Mazhili Ata liegt im Osten des Dorfes Bokonbaev. Es ist ein antiker schamanisch sakraler Ort, an dem ein anderes Festival jährlich im August veranstaltet wird. Von der Hauptstraße streckt sich der Ort ins Vorgebirge auf einer breiten Fläche aus. Der Ort schließt in sich eine kleine Moschee und mehrere natürlichen Quellen ein, von denen behauptet wird, dass sie heilkräftig sein. Es wird vermutet, dass die Quellen kinderlosen Ehepaaren helfen können man sagt in Kirgisien "wenn du Wohlstand haben willst, dann gehe zum Beten nach Tscholpon-Ata, aber wenn du Kinder haben willst, dann gehe zum Beten nach Mazhili Ata".

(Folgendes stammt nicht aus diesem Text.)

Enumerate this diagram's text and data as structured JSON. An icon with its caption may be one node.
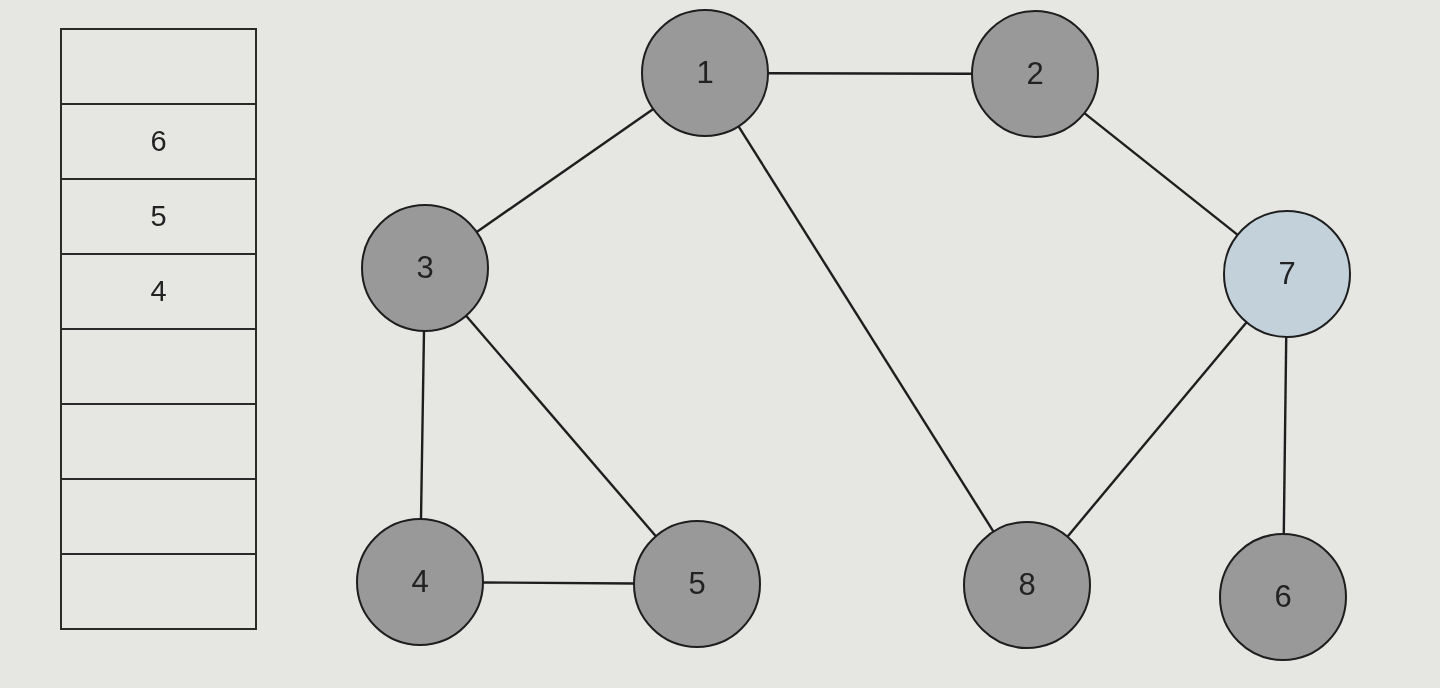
{
  "diagram": {
    "nodes": [
      {
        "text": [],
        "shape": "box"
      },
      {
        "text": [
          "6"
        ]
      },
      {
        "text": [
          "5"
        ]
      },
      {
        "text": [
          "4"
        ]
      },
      {
        "text": [],
        "shape": "box"
      },
      {
        "text": [],
        "shape": "box"
      },
      {
        "text": [],
        "shape": "box"
      },
      {
        "text": [],
        "shape": "box"
      },
      {
        "text": [
          "1"
        ]
      },
      {
        "text": [
          "2"
        ]
      },
      {
        "text": [
          "3"
        ]
      },
      {
        "text": [
          "7"
        ]
      },
      {
        "text": [
          "4"
        ]
      },
      {
        "text": [
          "5"
        ]
      },
      {
        "text": [
          "8"
        ]
      },
      {
        "text": [
          "6"
        ]
      }
    ],
    "edges": [
      {
        "from": 8,
        "to": 9,
        "arrow": "none"
      },
      {
        "from": 8,
        "to": 10,
        "arrow": "none"
      },
      {
        "from": 8,
        "to": 14,
        "arrow": "none"
      },
      {
        "from": 9,
        "to": 11,
        "arrow": "none"
      },
      {
        "from": 10,
        "to": 12,
        "arrow": "none"
      },
      {
        "from": 10,
        "to": 13,
        "arrow": "none"
      },
      {
        "from": 12,
        "to": 13,
        "arrow": "none"
      },
      {
        "from": 11,
        "to": 14,
        "arrow": "none"
      },
      {
        "from": 11,
        "to": 15,
        "arrow": "none"
      }
    ]
  }
}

Mjortvoje Osero ist das kirgisische Tote Meer. Das Wasser hat eine hohe Konzentration an Salzmineralien. Man kann sich auf der Oberfläche des Wassers schwimmend aufhalten, ohne wie ein Stein anzufangen zu sinken. Es wird behauptet das es sehr heilkräftig sei. Der See liegt im Westen des Dorfes Bokonbaev, zwischen der Hauptstraße und dem Issik-Kul. Er ist inzwischen Privateigentum, daher muss man für den Eintritt zahlen.

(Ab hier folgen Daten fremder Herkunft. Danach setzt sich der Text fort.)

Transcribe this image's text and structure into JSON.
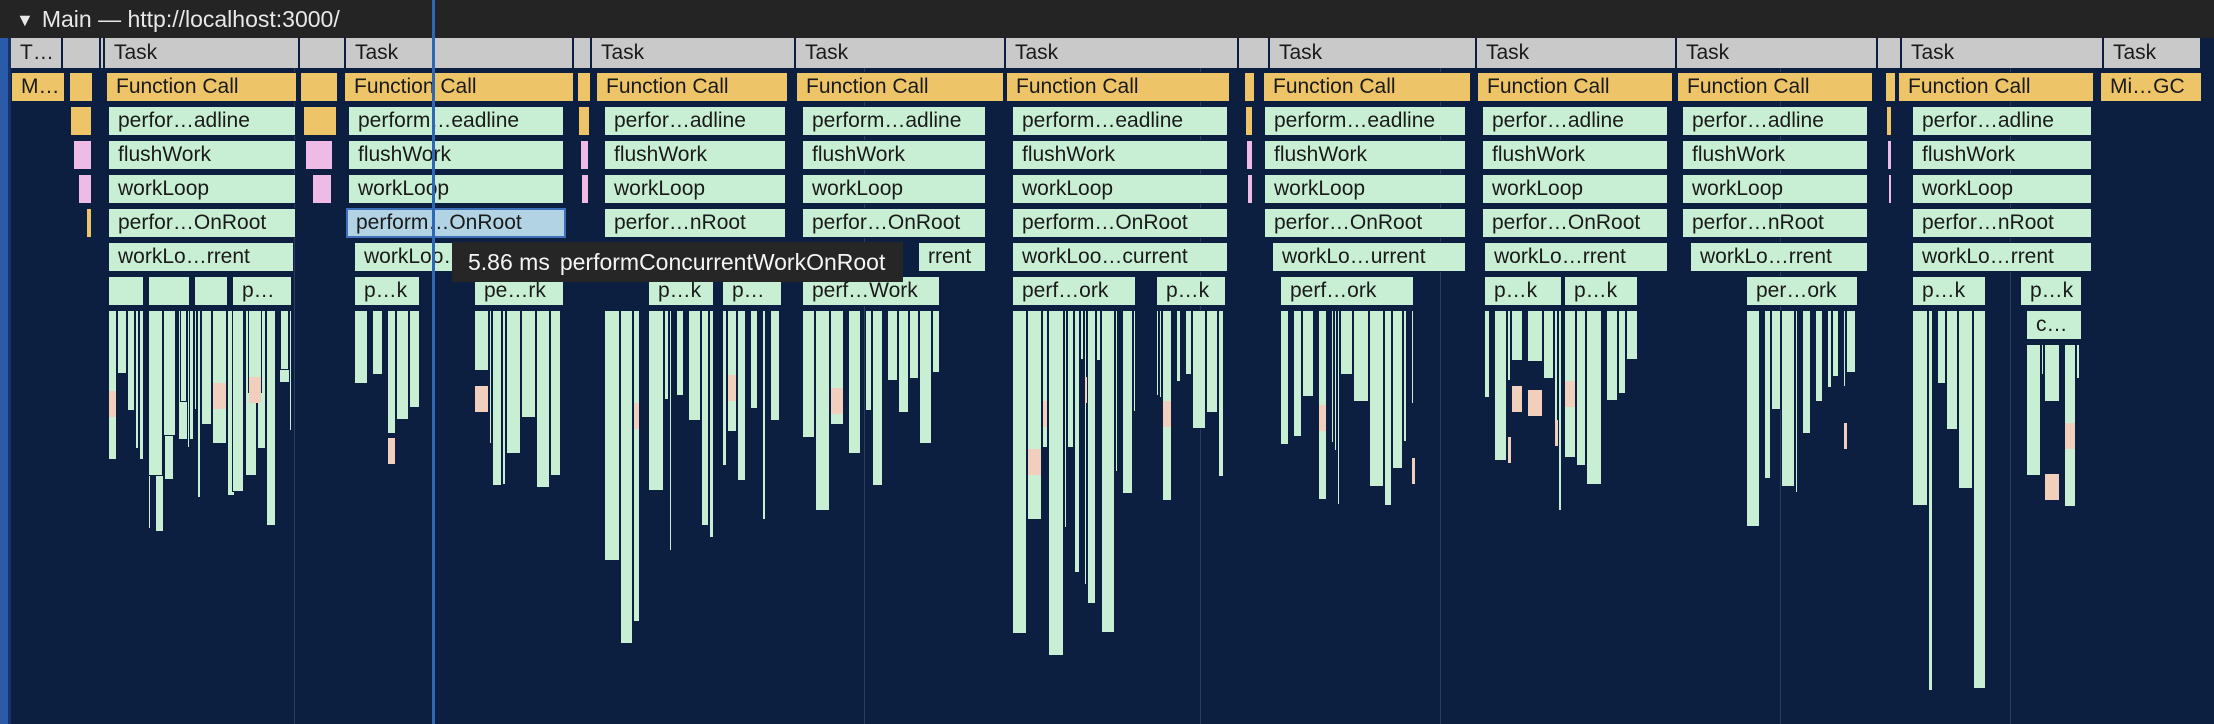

Kongur Olun ist ein 40 km langes Tal mit Wiesen und Mooren. Das Tal liegt parallel zu der Hauptstraße auf der anderen Seite des Gebirges zwischen der westlichen Seite des Sees und dem Dorf Bokonbaev. Das Tal befindet sich auf eines Höhe von 2200 m über dem Meer und bietet eine schöne Landschaft zum Wandern. Es gibt ein Jurtenlager in Temir Kanat, in der Nähe des Dorfes Bokonbaev. Der kirgisische Film "Beschkempir" (fünf alte Frauen), wurde in diesem Tal gedreht. Es gibt eine Legende, nach der im 18. Jahrhundert Batir (ein Khan) das Tal mit einer Gruppe von 40 Kriegern erobert hat. Für jeden der Krieger wurde nach dessen Tod ein Mausoleum (Gumbez) erbaut. Die Ruinen einiger diesen Mausoleen können immer noch im Dorf Kongur Olun besichtet werden. Ein Weg führt von dem Tal über die Berge nach Ece Narin hinauf.